Since even clay chimney liners eventually flake apart or crack due to moisture attracted by the byproducts on your chimney's walls, it's necessary to schedule at least one cleaning a year. If you use the gas fireplace insert on a daily basis for regular heating, you may want a chimney sweep to visit every six months instead. It's a lot more affordable to pay for occasional cleaning visits than to have the chimney relined or completely rebuilt.

When you're dealing with the residue left behind by a gas burning appliance, it's safer for a professional to handle the cleaning process. You don't want to create a lot of dust out of those corrosive deposits, which happens when you use one of the inexpensive chimney cleaning brushes on the market. A chimney sweep will bring along vacuum systems and less damaging brush and air pressure tools to clean the walls without making a mess.
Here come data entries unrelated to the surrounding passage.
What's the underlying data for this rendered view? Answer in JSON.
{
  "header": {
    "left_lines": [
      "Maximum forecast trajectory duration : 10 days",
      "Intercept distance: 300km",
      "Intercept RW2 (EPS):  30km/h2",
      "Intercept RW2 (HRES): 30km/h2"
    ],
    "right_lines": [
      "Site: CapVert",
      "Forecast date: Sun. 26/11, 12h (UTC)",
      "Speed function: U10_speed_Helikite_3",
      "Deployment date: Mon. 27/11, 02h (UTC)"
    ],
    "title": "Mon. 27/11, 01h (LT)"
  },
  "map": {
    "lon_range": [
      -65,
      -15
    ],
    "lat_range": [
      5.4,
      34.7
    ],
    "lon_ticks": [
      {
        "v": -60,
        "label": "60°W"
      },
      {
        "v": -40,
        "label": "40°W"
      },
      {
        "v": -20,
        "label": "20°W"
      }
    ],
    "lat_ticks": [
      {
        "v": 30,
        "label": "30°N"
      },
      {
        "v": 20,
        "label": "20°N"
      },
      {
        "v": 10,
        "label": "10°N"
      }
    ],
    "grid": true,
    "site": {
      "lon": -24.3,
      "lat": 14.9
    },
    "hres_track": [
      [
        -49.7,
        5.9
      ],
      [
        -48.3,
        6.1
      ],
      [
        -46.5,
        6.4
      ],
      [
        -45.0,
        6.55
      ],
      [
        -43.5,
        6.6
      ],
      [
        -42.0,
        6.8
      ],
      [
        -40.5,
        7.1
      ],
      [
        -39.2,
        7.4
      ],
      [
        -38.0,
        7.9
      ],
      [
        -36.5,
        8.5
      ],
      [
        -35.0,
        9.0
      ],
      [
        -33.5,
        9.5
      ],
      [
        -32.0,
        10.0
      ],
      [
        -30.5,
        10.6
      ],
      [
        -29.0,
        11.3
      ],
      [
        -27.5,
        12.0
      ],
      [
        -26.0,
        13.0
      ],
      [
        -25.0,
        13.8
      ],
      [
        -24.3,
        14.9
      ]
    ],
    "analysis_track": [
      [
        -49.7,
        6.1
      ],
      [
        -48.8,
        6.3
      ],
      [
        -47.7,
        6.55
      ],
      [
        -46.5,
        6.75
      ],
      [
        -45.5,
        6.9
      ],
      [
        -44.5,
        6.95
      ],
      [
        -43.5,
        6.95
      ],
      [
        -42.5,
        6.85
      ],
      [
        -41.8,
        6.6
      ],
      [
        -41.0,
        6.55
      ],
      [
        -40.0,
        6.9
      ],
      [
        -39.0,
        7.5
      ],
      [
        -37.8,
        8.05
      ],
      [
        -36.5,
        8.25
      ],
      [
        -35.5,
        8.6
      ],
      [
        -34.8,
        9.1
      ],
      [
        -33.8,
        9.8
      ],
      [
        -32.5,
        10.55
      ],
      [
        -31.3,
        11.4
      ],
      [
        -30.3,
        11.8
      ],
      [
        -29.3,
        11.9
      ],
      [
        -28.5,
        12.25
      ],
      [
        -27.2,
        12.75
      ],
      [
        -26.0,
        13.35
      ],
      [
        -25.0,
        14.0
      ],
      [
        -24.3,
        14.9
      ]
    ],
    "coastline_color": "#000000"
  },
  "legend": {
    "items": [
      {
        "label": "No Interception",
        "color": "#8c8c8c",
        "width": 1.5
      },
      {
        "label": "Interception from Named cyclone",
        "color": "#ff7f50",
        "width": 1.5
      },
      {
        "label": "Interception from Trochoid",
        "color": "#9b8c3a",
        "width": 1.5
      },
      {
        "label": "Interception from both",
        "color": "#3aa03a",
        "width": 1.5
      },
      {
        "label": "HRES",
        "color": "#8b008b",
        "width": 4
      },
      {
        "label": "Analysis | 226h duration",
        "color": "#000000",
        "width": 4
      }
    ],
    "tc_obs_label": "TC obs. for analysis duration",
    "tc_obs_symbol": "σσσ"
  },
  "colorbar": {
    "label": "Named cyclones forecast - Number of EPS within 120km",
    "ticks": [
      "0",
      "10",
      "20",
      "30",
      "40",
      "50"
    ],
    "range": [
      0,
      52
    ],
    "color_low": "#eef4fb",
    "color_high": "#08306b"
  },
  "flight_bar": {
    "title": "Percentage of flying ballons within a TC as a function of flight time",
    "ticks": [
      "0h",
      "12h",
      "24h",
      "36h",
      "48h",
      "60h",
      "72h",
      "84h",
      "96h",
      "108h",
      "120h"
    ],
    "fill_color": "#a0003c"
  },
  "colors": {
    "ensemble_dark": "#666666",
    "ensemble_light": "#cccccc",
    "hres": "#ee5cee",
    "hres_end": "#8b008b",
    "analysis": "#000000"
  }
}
Inspection During Maintenance

Hire a chimney sweep that can give you a report on the condition of the entire structure during the visit too. With a basic camera system, it's easy to do a quick inspection to look for cracks and other signs of underlying damage. Even if you already have the gas appliance serviced and inspected each year, these visits may not include any attention for the chimney.

Insulate the Chimney

Aside from managing the waste products of gas combustion, consider installing insulation around the gas insert and up into the chimney opening. This is especially important when using a liner or length of stove pipe that sits in a larger opening from an existing masonry chimney. All that cold air around the heated metal causes condensation between the masonry and the liner or pipe, resulting in damage to both parts of the chimney. Make sure you use an insulation product rated for high heat uses, such as expanded rock batting.

Install a Liner

Finally, it's never too late to protect a masonry chimney by adding a liner, even if you've been using the fireplace insert for years. Metal is smooth and easy to clean regularly, while cement coatings are far more corrosion resistant. Clay liners are easy to clean and resist the corrosive effects of the deposits, but they're also harder to install and tend to cost more. Even basic metal liners will last for decades with regular professional cleaning and prompt repairs if any signs of rust or damage shows up. Since a leaky chimney corroded by gas by-products can allow carbon monoxide and other dangerous fumes into the house, it's worth the investment to get some form of chimney liner.